In the 10 GB Ethernet world there will be multitude of services and application available to users. At the same time the rate of information flow will be much higher. Dr. Pruthi firmly believes that software-based network security solutions that are designed for today's networks will not be able to scale up and address the challenges of a 10 GB Ethernet world. "Software-based solutions will not be able to cope up with the high volume and large variety of information flowing on the network," he argues.

Despite the fact that organizations have deployed devices such as firewalls and intrusion detection systems (IDSs) to secure their networks, they continue to experience security violations and network attacks. Chief Security Officers have started to believe that there is no such thing as 100 percent security. Firewalls can be bypassed or tunneled through. Authentication can be foiled, guessed, or attacked. IDS systems can be evaded. Signatures and anti-virus systems can only flag known attacks. IPS systems can be compromised or made to cause denial-of-service (DoS) situations themselves. Due to the complexity of network attacks and the extent of the damage they cause, organizations are spending considerably more time and resources recovering from security incidents than in the past.

Network security is typically performed by detection mechanisms that identify anomalies or potentially harmful data. In particular, the IDS scans for known attack patterns and generates alarms when those patterns are detected in the network traffic or in host logs. Essentially this is based on signatures or trying to match patterns of packets or strings that flow in a network. However, scanning the network traffic in a 10 GB Ethernet world is not that simple using this approach.

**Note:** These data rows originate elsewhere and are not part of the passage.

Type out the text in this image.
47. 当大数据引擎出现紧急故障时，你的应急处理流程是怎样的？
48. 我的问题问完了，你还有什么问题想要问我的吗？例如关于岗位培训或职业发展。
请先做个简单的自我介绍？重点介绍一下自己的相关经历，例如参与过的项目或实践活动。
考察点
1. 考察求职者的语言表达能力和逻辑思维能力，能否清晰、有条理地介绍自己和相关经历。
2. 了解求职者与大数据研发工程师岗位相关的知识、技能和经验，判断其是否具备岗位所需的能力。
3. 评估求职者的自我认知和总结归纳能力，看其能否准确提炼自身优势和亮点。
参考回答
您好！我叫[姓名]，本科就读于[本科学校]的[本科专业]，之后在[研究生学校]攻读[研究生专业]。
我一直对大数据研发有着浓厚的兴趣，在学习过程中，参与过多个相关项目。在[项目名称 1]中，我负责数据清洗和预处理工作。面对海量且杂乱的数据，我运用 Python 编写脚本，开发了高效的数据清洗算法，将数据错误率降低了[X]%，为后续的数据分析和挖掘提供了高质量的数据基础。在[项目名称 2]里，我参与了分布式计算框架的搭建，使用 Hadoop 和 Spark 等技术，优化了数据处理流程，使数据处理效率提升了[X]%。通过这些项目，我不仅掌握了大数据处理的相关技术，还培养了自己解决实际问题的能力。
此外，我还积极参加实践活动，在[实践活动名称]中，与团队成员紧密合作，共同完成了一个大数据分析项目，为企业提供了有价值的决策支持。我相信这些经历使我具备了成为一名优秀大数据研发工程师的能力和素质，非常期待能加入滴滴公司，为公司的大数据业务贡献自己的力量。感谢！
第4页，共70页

"IDSs are not the network security panacea they were originally thought to be, but rather are prone to suffering from a host of shortcomings," says Pruthi. Chief among these shortcomings is the proliferation of false positives, the cases where the IDS raises an alarm when no real breach has occurred thereby greatly reducing the effectiveness, usability, and manageability of such systems. Indeed, industry estimates generally place the average occurrence of false positives above 90 percent. The increasing need to monitor faster and faster networks threatens to make matters worse.